Another important characteristic is the size of the norm group. Norms become more stable as sample size increases. What this means is that if we were to compare percentiles derived from many random samples from a population, the score associated with each percentile will vary somewhat across samples. That variability tends to be smaller near the middle of the percentile range (25^{th} – 75^{th} percentile) compared to the tails of the range (1^{st} – 10^{th} and 90^{th} – 99^{th} percentile). This effect can be easily seen through differences in local norms for a given grade across years.

Importantly, sample size does not ensure accuracy. Accuracy refers to how closely the norms match the true population values that would be obtained if they were based on the scores from all U.S. students. To demonstrate the role of demographic match and sample size on accuracy and stability we simulated score distributions that closely match the words per minute (wpm) oral reading rates in Grade 2 on CBMreading for two conditions: sample size (500, 1,000, 2,000, 5,000, 7,000, 10,000) and SES (matched to U.S. and higher than U.S.).

The results are displayed in the figure below. The horizontal lines represent the wpm score associated with the 40^{th} national percentile (some risk cut score). The orange line is the High SES sample and the teal line is the Matched SES sample. Because the teal line is matched to the population, it also represents the true score. For the High SES group, we simulated an effect size bias equivalent to one-tenth of a standard deviation, which is a very small effect. The vertical lines represent the amount of variation in the score associated with the 40^{th} percentile across samples. The longer the vertical line, the more variation and less stability.

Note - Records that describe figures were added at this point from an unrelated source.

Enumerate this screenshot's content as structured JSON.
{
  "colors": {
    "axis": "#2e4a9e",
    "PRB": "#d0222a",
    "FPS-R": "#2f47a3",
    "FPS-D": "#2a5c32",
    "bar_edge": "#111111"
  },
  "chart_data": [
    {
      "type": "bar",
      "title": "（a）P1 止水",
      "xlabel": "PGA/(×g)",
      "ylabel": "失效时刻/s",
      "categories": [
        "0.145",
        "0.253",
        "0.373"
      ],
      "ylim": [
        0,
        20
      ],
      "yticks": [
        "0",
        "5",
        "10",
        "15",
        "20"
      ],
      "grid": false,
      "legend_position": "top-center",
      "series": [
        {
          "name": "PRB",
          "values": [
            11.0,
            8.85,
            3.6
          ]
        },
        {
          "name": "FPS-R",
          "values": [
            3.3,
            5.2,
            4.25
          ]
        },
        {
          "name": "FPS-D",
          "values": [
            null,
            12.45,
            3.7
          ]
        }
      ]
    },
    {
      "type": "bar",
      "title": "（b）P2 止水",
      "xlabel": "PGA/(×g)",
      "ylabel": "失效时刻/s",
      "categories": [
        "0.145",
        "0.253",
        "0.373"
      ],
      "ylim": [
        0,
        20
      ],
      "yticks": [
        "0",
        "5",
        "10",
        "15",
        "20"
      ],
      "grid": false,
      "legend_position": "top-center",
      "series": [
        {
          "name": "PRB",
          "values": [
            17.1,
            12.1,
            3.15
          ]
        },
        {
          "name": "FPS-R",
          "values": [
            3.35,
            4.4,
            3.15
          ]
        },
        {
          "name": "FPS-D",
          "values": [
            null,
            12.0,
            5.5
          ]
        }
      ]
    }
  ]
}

Note that the vertical lines are very small with all samples. At 5,000 the instability is equivalent to only one word per minute! This is a negligible effect. Additionally, the worst-case scenario for the Matched SES group, which is the top or bottom of the vertical line at each point, is always better than the best-case scenario in the High SES group.

Two conclusions can be drawn from this simulation. First, a norm sample of 5,000 is sufficient to generate highly stable results. Second, demographic matching can be more important than sample size for samples as small as 500.

**Relationship Between Percentiles and Ability**

A third property of percentiles that is important to consider when comparing performance across students or comparing the prior FAST norms to the new demographically matched national norms is the *nonlinear* relationship between percentiles and ability. The blue curve in the figure below shows the relationship between percentiles (vertical axis) and CBMreading wpm scores. The curve is S-shaped and not linear. What this means is that for a given difference in ability (e.g., 10 wpm) the difference in the percentile varies depending on the position in the percentile range.

The dashed lines represent a 10-point difference in wpm. For oral reading rates a 10-point difference is nearly trivial and in fact, it corresponds to the amount of random error present in each student’s score. Thus, a 10-point difference may be no more than random error.

A score of 100 wpm corresponds to the 39^{th} percentile and a score of 110 corresponds to the 49^{th} percentile — a 10 percentile point difference! Whereas the difference between a score of 30 wpm and 40 wpm represent just a two-point percentile difference.

When comparing the new demographically matched FAST norms to the prior national norms, the differences in ability levels for a given percentile are generally small. For CBMreading, Grades 2 – 6, the score differences across the some-risk segment are all less than 10 wpm, while in the high-risk segment the score differences range from seven to 14 wpm. A similar pattern occurs with other FAST assessments. Although these differences are real and will generally result in a smaller percentage of students flagged as at-risk, they should be interpreted in light of the ability difference and not the number of percentile points. As demonstrated here, interpretation of the size of percentile differences depends on the point along the ability continuum the difference occurs.